Jones is at pains to tell us that hypnosis is mind control and mind control is hypnosis, and that his own definition of hypnosis is “the exact following of suggestions in order to create a meaningful experience”. If he’d have stopped there, maybe this blog post wouldn’t exist. (Although, in fairness, writing “Mind Control” on the front of the book when the body of academic hypnosis research suggests it is not, would probably have been rewarded with a blog post just for that calamity.)
Beyond this, it trots out all the usual nonsense: about a hypnotic state or trance; that this state or trance is an everyday experience, but is also one required for people to take suggestions; that confusion makes people more responsive to suggestion; that drugs and alcohol make them less responsive (against all evidence from stage hypnosis shows and academic research); that rapid and shock inductions work because they cause attention to halt momentarily; and that therapy is all about overcoming the client’s will.
I won’t go into details, but he lays bare his approach to hypnotherapy that is as quaint and silly as it is probably pointless and ineffective.
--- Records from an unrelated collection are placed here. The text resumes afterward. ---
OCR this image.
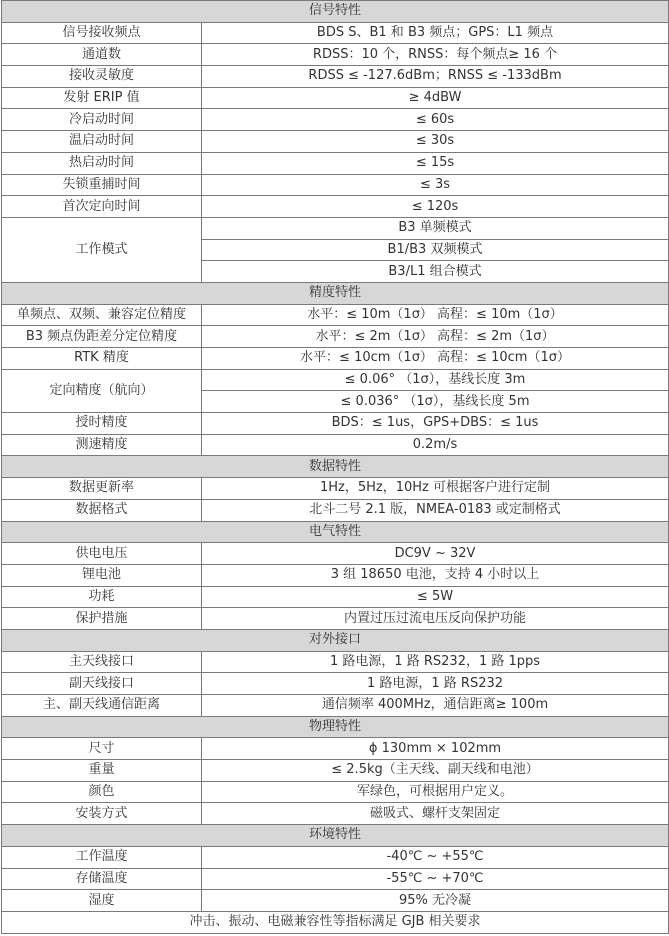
信号特性	
信号接收频点	BDS S、B1 和 B3 频点；GPS：L1 频点
通道数	RDSS：10 个，RNSS：每个频点≥ 16 个
接收灵敏度	RDSS ≤ -127.6dBm；RNSS ≤ -133dBm
发射 ERIP 值	≥ 4dBW
冷启动时间	≤ 60s
温启动时间	≤ 30s
热启动时间	≤ 15s
失锁重捕时间	≤ 3s
首次定向时间	≤ 120s
工作模式	B3 单频模式
	B1/B3 双频模式
	B3/L1 组合模式
精度特性	
单频点、双频、兼容定位精度	水平：≤ 10m（1σ） 高程：≤ 10m（1σ）
B3 频点伪距差分定位精度	水平：≤ 2m（1σ） 高程：≤ 2m（1σ）
RTK 精度	水平：≤ 10cm（1σ） 高程：≤ 10cm（1σ）
定向精度（航向）	≤ 0.06° （1σ），基线长度 3m
	≤ 0.036° （1σ），基线长度 5m
授时精度	BDS：≤ 1us，GPS+DBS：≤ 1us
测速精度	0.2m/s
数据特性	
数据更新率	1Hz，5Hz，10Hz 可根据客户进行定制
数据格式	北斗二号 2.1 版，NMEA-0183 或定制格式
电气特性	
供电电压	DC9V ~ 32V
锂电池	3 组 18650 电池，支持 4 小时以上
功耗	≤ 5W
保护措施	内置过压过流电压反向保护功能
对外接口	
主天线接口	1 路电源，1 路 RS232，1 路 1pps
副天线接口	1 路电源，1 路 RS232
主、副天线通信距离	通信频率 400MHz，通信距离≥ 100m
物理特性	
尺寸	ɸ 130mm × 102mm
重量	≤ 2.5kg（主天线、副天线和电池）
颜色	军绿色，可根据用户定义。
安装方式	磁吸式、螺杆支架固定
环境特性	
工作温度	-40℃ ~ +55℃
存储温度	-55℃ ~ +70℃
湿度	95% 无冷凝
冲击、振动、电磁兼容性等指标满足 GJB 相关要求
Oh, and among those scripts is one that suddenly takes a turn into suggested orgasms, bondage, and spanking. Maybe this is where Dantalion really wanted to go with ‘mind control’ and where David Barrow, hypnotherapist, didn’t want to go publicly?
In the lofty heights of Cosmic Pancakes! towers, we’re certainly not averse to the mixing of sex and hypnosis, but this feels more like an insight into Jones’/Barron’s own desires than as an instructional manual for wannabe hypnotists. Like, we all want to learn the secrets of mind control (especially those that no other hypnotist will tell us), but we don’t necessarily need to know this!
Sexy mind control is A Thing, and one his few early references was to a book on seduction with claims like “I had her in my bed in 16 minutes flat. And that’s a fact!” Not wanting to judge, but that sounds coercive, as opposed to consensual hypnokink.
As I said at the beginning, it’s a terrible book and one that should be in the bin, but I think I’ll keep it around as an example of just how bad these books can be.